IMF Executive Board approves new two-year, $ 10.8 billion flexible line of credit agreement for Colombia
May 1, 2020
- The IMF today approved a new two-year agreement for Colombia under the Flexible Credit Line (FCL), designed for crisis prevention, in the amount of approximately $ 10.8 billion.
- Colombia qualifies for FCL due to its very strong institutional policy frameworks and track record in economic performance and policy implementation.
- The deal is expected to boost market confidence and, combined with the comfortable level of international reserves, provide insurance against downside risks.
The Executive Board of the International Monetary Fund (IMF) today approved a new two-year agreement for Colombia under the Flexible Credit Line (FCL) equivalent to SDR 7.8496 billion ( approximately US $ 10.8 billion) and noted Colombia’s cancellation of the previous provision.
The FCL was created on March 24, 2009 as part of a major reform of the Fund’s lending framework (see press release No. 09/85). FCL is designed for crisis prevention purposes as it provides the ability to draw on the line of credit at any time. Disbursements are not staggered or conditional on compliance with political objectives as in traditional IMF-supported programs. This broad initial access without permanent conditions is justified by the very good track record of the FCL-eligible countries, which gives confidence that their economic policies will remain strong.
Following the Board’s debate on Colombia, Mr. Geoffrey Okamoto, First Deputy Director General and President, made the following statement:
“Colombia has very strong policy frameworks – anchored by a flexible exchange rate, a credible inflation targeting regime, effective financial sector supervision and regulation, and a structural fiscal rule – which have served as the basis for the resilience of the economy before the Covid-. 19 pandemic. Meanwhile, Colombia has made remarkable efforts to integrate large numbers of migrants from Venezuela, which has boosted domestic demand but increased external vulnerabilities.
“Following the pandemic, the Colombian economy is expected to contract for the first time in two decades. In line with their very good track record in economic management, the authorities’ first actions to mitigate the spread of the pandemic, monetary and macroprudential policy responses, and fiscal plans, including the creation of a crisis mitigation fund to support health care spending, vulnerable households and businesses — will help the economy weather the recession. Nevertheless, the balance of risks for the economy is strongly biased downwards and an exceptionally weak external environment increases Colombia’s vulnerability to even lower commodity prices, increased volatility in financial markets and further worsening. of the Venezuelan crisis.

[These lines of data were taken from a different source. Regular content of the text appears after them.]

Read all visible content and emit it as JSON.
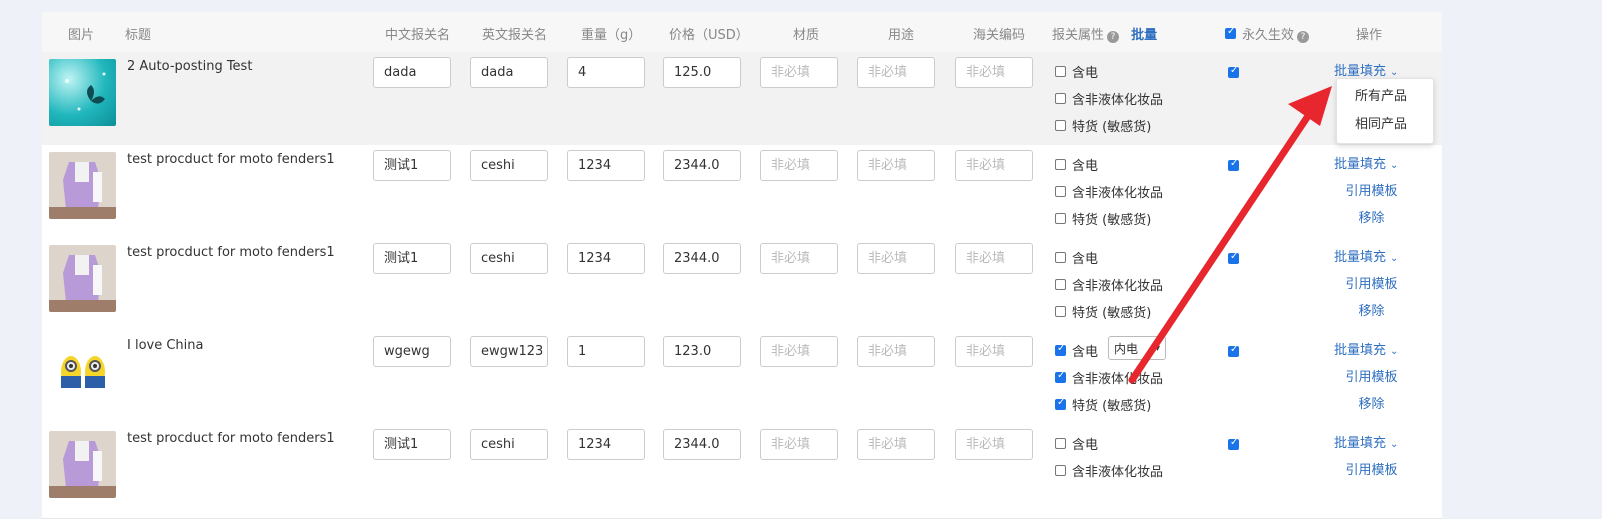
{
  "header": {
    "image": "图片",
    "title": "标题",
    "cn_name": "中文报关名",
    "en_name": "英文报关名",
    "weight": "重量（g）",
    "price": "价格（USD）",
    "material": "材质",
    "usage": "用途",
    "hs_code": "海关编码",
    "attr": "报关属性",
    "bulk": "批量",
    "permanent": "永久生效",
    "ops": "操作"
  },
  "placeholders": {
    "material": "非必填",
    "usage": "非必填",
    "hs_code": "非必填"
  },
  "attr_labels": {
    "battery": "含电",
    "liquid": "含非液体化妆品",
    "special": "特货 (敏感货)"
  },
  "op_labels": {
    "bulk_fill": "批量填充",
    "template": "引用模板",
    "remove": "移除"
  },
  "rows": [
    {
      "title": "2 Auto-posting Test",
      "cn": "dada",
      "en": "dada",
      "weight": "4",
      "price": "125.0",
      "image": "butterfly-teal"
    },
    {
      "title": "test procduct for moto fenders1",
      "cn": "测试1",
      "en": "ceshi",
      "weight": "1234",
      "price": "2344.0",
      "image": "purple-dress"
    },
    {
      "title": "test procduct for moto fenders1",
      "cn": "测试1",
      "en": "ceshi",
      "weight": "1234",
      "price": "2344.0",
      "image": "purple-dress"
    },
    {
      "title": "I love China",
      "cn": "wgewg",
      "en": "ewgw123",
      "weight": "1",
      "price": "123.0",
      "image": "minions",
      "battery_type": "内电"
    },
    {
      "title": "test procduct for moto fenders1",
      "cn": "测试1",
      "en": "ceshi",
      "weight": "1234",
      "price": "2344.0",
      "image": "purple-dress"
    }
  ],
  "dropdown": {
    "all_products": "所有产品",
    "same_products": "相同产品"
  },
  "colors": {
    "link": "#2f6fc0",
    "arrow": "#e8262d",
    "checkbox": "#1a73e8"
  }
}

“The new agreement under the FCL will help Colombia manage increased external risks, protect ongoing efforts to respond effectively to the pandemic, integrate migrants, foster inclusive growth and reduce external vulnerabilities. Despite higher external vulnerabilities, risks and tensions, the new deal can be maintained at the same level of access as the authorities have built up higher external buffers by accumulating significant additional reserves since the 2018 FCL request. L The deal is expected to boost market confidence and, combined with the comfortable level of international reserves, provide insurance against downside risks. The authorities intend to continue to treat this instrument as a precautionary instrument and to phase out its use conditional on reducing external risks.